FBI seizes $3.36 billion worth of bitcoin in connection with the Silk Road dark web fraud, the largest crypto seizure ever
The US Department of Justice (DOJ) announced today it seized more than $3.36 billion worth of bitcoin in connection with the Silk Road dark web fraud. The Department announced today that JAMES ZHONG pled guilty to committing wire fraud in September 2012 when he unlawfully obtained over 50,000 Bitcoin from the Silk Road dark web internet marketplace.
ZHONG pled guilty on Friday, November 4, 2022, before United States District Judge Paul G. Gardephe.
This announcement also follows our February report after the FBI seized over $3.6 billion worth of bitcoin from a couple that hacked into cryptocurrency exchange Bitfinex in 2016. At the time, the DOJ seized more than 94,000 bitcoin, which were valued at around $3.6 billion at the time of seizure. In all, the total stolen bitcoin is presently valued at approximately $4.5 billion, according to the agency.
On November 9, 2021, the DOJ issued an authorized premises search warrant of ZHONG’s Gainesville, Georgia, house, law enforcement seized approximately 50,676.17851897 Bitcoin, then valued at over $3.36 billion.

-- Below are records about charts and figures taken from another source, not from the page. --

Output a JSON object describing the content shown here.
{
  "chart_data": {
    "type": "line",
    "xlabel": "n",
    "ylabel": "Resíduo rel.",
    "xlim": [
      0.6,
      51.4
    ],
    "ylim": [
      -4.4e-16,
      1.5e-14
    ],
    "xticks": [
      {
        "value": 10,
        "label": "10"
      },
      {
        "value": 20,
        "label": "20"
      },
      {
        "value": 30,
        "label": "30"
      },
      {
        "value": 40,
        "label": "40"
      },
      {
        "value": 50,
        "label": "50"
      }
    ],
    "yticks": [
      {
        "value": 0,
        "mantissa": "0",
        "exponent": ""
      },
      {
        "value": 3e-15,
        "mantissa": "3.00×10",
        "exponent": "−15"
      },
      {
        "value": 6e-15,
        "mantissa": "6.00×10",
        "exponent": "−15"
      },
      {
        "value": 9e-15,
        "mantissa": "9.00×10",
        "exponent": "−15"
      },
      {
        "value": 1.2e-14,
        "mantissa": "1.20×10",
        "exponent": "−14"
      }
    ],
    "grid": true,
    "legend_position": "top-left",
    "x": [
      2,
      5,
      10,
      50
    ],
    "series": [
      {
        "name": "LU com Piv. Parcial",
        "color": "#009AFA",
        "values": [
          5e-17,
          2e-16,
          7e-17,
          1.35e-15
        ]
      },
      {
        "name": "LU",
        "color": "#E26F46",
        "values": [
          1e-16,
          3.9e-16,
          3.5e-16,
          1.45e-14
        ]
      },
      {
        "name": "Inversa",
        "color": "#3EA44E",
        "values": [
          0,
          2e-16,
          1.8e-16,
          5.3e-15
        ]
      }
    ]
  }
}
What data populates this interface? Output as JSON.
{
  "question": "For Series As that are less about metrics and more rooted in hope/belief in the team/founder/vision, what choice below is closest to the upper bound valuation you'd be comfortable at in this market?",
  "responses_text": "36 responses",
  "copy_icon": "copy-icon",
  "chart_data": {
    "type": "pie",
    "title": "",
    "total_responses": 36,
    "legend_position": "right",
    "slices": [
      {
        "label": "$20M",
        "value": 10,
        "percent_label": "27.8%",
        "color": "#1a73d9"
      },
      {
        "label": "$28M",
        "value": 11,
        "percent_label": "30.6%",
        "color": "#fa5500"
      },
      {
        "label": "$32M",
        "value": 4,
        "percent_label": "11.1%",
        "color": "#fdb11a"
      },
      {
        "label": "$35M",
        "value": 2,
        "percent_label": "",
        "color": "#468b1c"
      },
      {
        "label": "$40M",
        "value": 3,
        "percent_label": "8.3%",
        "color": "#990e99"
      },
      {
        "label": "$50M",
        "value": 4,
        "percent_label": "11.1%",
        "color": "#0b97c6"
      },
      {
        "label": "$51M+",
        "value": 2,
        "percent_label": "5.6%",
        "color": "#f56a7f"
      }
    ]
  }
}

The Government is seeking to forfeit, collectively: approximately 51,680.32473733 Bitcoin; ZHONG’s 80% interest in RE&D Investments, LLC, a Memphis-based company with substantial real estate holdings; $661,900 in cash seized from ZHONG’s home; and various metals also seized from ZHONG’s home.
U.S. Attorney Damian Williams said: “James Zhong committed wire fraud over a decade ago when he stole approximately 50,000 Bitcoin from Silk Road. For almost ten years, the whereabouts of this massive chunk of missing Bitcoin had ballooned into an over $3.3 billion mystery. Thanks to state-of-the-art cryptocurrency tracing and good old-fashioned police work, law enforcement located and recovered this impressive cache of crime proceeds. This case shows that we won’t stop following the money, no matter how expertly hidden, even to a circuit board in the bottom of a popcorn tin.”
IRS-CI Special Agent in Charge Tyler Hatcher said: “Mr. Zhong executed a sophisticated scheme designed to steal bitcoin from the notorious Silk Road Marketplace. Once he was successful in his heist, he attempted to hide his spoils through a series of complex transactions which he hoped would be enhanced as he hid behind the mystery of the ‘darknet.’ IRS-CI Special Agents are the best in the world at following the money through cyberspace or wherever our financial investigations lead us. We will continue to work with our partners at the US Attorney’s Office to track down these criminals and bring them to justice.”
According to the allegations contained in filings in Manhattan federal court and statements made during court proceedings:
ZHONG’s Scheme to Defraud
Silk Road was an online “darknet” black market. In operation from approximately 2011 until 2013, Silk Road was used by numerous drug dealers and other unlawful vendors to distribute massive quantities of illegal drugs and other illicit goods and services to many buyers and to launder all funds passing through it. In 2015, following a groundbreaking prosecution by this Office, Silk Road’s founder Ross Ulbricht was convicted by a unanimous jury and sentenced to life in prison.
“In September 2012, ZHONG executed a scheme to defraud Silk Road of its money and property by (a) creating a string of approximately nine Silk Road accounts (the “Fraud Accounts”) in a manner designed to conceal his identity; (b) triggering over 140 transactions in rapid succession in order to trick Silk Road’s withdrawal-processing system into releasing approximately 50,000 Bitcoin from its Bitcoin-based payment system into ZHONG’s accounts; and (c) transferring this Bitcoin into a variety of separate addresses also under ZHONG’s control, all in a manner designed to prevent detection, conceal his identity and ownership, and obfuscate the Bitcoin’s source,” the DOJ said.